The culture or cultural care theory is a system of care formulated by Madeleine Leininger after her experience as a medical professional in villages in New Guinea. Leininger continued to develop varied models for healthcare professionals regarding approaches to patients of different cultures when she returned to the University of Washington where she was a professor of nursing and a lecturer. The system proposed by Leininger when summarized establishes that the nurse and patient or client may collectively design a caring lifestyle for the patient’s wellbeing with regard to nuances of their culture or background (American Sentinel College, 2020). The theory is built on four general components, care, caring, culture, and cultural care diversity. Care corresponds to the principle of assisting those with needs while caring is the action that is responsible for providing care. Culture, defined as a learned and shared collection of values, norms, beliefs, and lifestyles, is the primary driver of the ways in which individuals or groups act or think (McFarland & Wehbe-Alamah, 2019). Culture care diversity refers to various types of care which are adequate for diverse groups of patients.
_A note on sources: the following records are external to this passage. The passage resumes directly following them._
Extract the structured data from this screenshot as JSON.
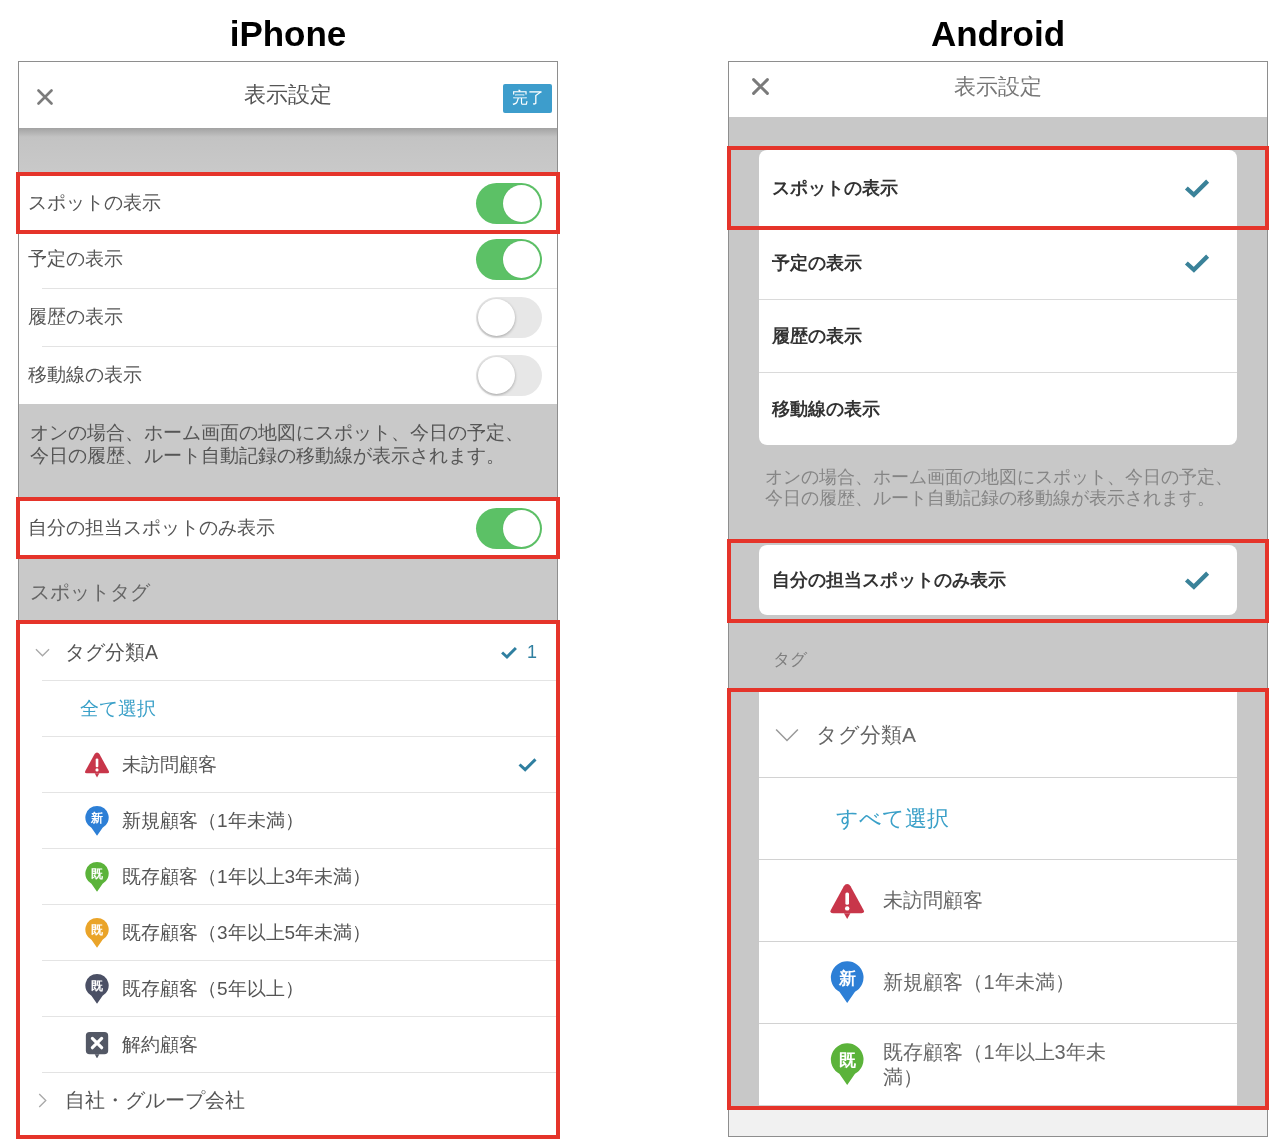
{
  "iphone": {
    "heading": "iPhone",
    "title": "表示設定",
    "done_button": "完了",
    "display_rows": [
      {
        "label": "スポットの表示",
        "on": true,
        "highlighted": true
      },
      {
        "label": "予定の表示",
        "on": true,
        "highlighted": false
      },
      {
        "label": "履歴の表示",
        "on": false,
        "highlighted": false
      },
      {
        "label": "移動線の表示",
        "on": false,
        "highlighted": false
      }
    ],
    "description": "オンの場合、ホーム画面の地図にスポット、今日の予定、今日の履歴、ルート自動記録の移動線が表示されます。",
    "own_spots_row": {
      "label": "自分の担当スポットのみ表示",
      "on": true,
      "highlighted": true
    },
    "tag_section": {
      "title": "スポットタグ",
      "highlighted": true,
      "groups": [
        {
          "label": "タグ分類A",
          "expanded": true,
          "count": "1",
          "select_all": "全て選択",
          "children": [
            {
              "label": "未訪問顧客",
              "kind": "warning",
              "color": "#c8364a",
              "checked": true
            },
            {
              "label": "新規顧客（1年未満）",
              "kind": "pin",
              "pin_text": "新",
              "color": "#2d7fd6",
              "checked": false
            },
            {
              "label": "既存顧客（1年以上3年未満）",
              "kind": "pin",
              "pin_text": "既",
              "color": "#5bb33a",
              "checked": false
            },
            {
              "label": "既存顧客（3年以上5年未満）",
              "kind": "pin",
              "pin_text": "既",
              "color": "#eaa429",
              "checked": false
            },
            {
              "label": "既存顧客（5年以上）",
              "kind": "pin",
              "pin_text": "既",
              "color": "#4b5065",
              "checked": false
            },
            {
              "label": "解約顧客",
              "kind": "cross",
              "color": "#535865",
              "checked": false
            }
          ]
        },
        {
          "label": "自社・グループ会社",
          "expanded": false
        }
      ]
    }
  },
  "android": {
    "heading": "Android",
    "title": "表示設定",
    "display_rows": [
      {
        "label": "スポットの表示",
        "checked": true,
        "highlighted": true
      },
      {
        "label": "予定の表示",
        "checked": true,
        "highlighted": false
      },
      {
        "label": "履歴の表示",
        "checked": false,
        "highlighted": false
      },
      {
        "label": "移動線の表示",
        "checked": false,
        "highlighted": false
      }
    ],
    "description": "オンの場合、ホーム画面の地図にスポット、今日の予定、今日の履歴、ルート自動記録の移動線が表示されます。",
    "own_spots_row": {
      "label": "自分の担当スポットのみ表示",
      "checked": true,
      "highlighted": true
    },
    "tag_section": {
      "title": "タグ",
      "highlighted": true,
      "groups": [
        {
          "label": "タグ分類A",
          "expanded": true,
          "select_all": "すべて選択",
          "children": [
            {
              "label": "未訪問顧客",
              "kind": "warning",
              "color": "#c8364a",
              "checked": false
            },
            {
              "label": "新規顧客（1年未満）",
              "kind": "pin",
              "pin_text": "新",
              "color": "#2d7fd6",
              "checked": false
            },
            {
              "label": "既存顧客（1年以上3年未満）",
              "kind": "pin",
              "pin_text": "既",
              "color": "#5bb33a",
              "checked": false
            }
          ]
        }
      ]
    }
  }
}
Cultural competence is established through a number of practices within the scope of healthcare. These include cultural awareness, knowledge, skills, encounters, and desire for learning (Chicago School of Professional Psychology, 2020). Within a practical implementation, these skills can manifest as having clear communication channels with patients, interactions free of judgment or prejudice, empathizing with the patient, and valuing the individuality and strengths of the patients and even colleagues. To some extent, cultural competence is ingrained in all areas of healthcare and is vital to the process of treatment and intervention. Cultural competence allows patients to receive satisfactory care and have positive interactions with healthcare professionals. Studies have shown that cultural competence training has benefits not only for the patient’s wellbeing and welfare while being treated, but for the self-awareness of medical staff as well. The evidence found that exposure to cultural competence training had the largest positive effect on nurse-patient communication (Kaihlanen et al., 2019). The ability to effectively communicate with patients and allow them a safe space to receive treatment has a direct effect on the increase of the quality of care.
I find that trust is a fundamental element of the relationship between a nurse and their patient. Trust is often reliant on effective communication and the feeling of being understood and not judged. As such, the incorporation of cultural care theory is essential in my practice as an advanced practice nurse. I will personally focus on establishing the most acceptable communication methods when interacting with patients of diverse backgrounds. In the case that communication is hundred, it is essential to consider whether a lack of understanding of the patient’s culture on the behalf of the nurse may be the core of the issue. Similarly, exhibiting tolerance and terminating prejudices will be vital in establishing an understanding of the patient’s values, needs, and concerns.
Aspects of culture such as religion or tradition may be in direct contradiction with certain medical practices. As such, it is the role of healthcare professionals to communicate with patients regarding concerns and limitations of medical intervention. Such an issue would highlight the need for nurses and other health professionals to be capable of designing and providing alternate treatment methods that would align with the patient’s values and cultural needs. Because the cultural care theory prioritizes providing care to those in need without disregarding their cultural background, this approach is vital to administering adequate medical care. This method can have a number of benefits, as it provides patients with options and choices in the interventions they will be given. Additionally, it establishes trust and understanding between the medical staff and the patient.
The use of cultural competencies has direct benefits for any process of healthcare. Cultural knowledge provides nurses with adequate information and increases preparedness. Cultural skills provide nurses with tools to collect relevant data and utilize it in a meaningful manner. Cultural encounters provide nurses with experiences and allow them to learn in a practical setting. Cultural awareness allows for reflection, whether it is the recollection of acquired knowledge or acknowledging prejudices. The desire to learn is vital in all aspects of medical practice and is similarly vital for pursuing adequate cultural care. As such, cultural competencies increase the culture-specific skills of nurses as well as their capabilities as communicators and rational thinkers.
American Sentinel College. (2020). Madeleine Leininger: Founder of culture care theory. The Sentinel Watch. Web.
Chicago School of Professional Psychology. (2020). The importance of cultural competence in nursing. The Chicago School. Web.
Kaihlanen, A., Hietapakka, L., & Heponiemi, T. (2019). Increasing cultural awareness: a qualitative study of nurses’ perceptions about cultural competence training. BMC Nursing, 18(1). Web.
McFarland, M. R., & Wehbe-Alamah, H. B. (2019). Leininger’s theory of culture care diversity and universality: An overview with a historical retrospective and a view toward the future. Journal of Transcultural Nursing, 30(6), 540-557. Web.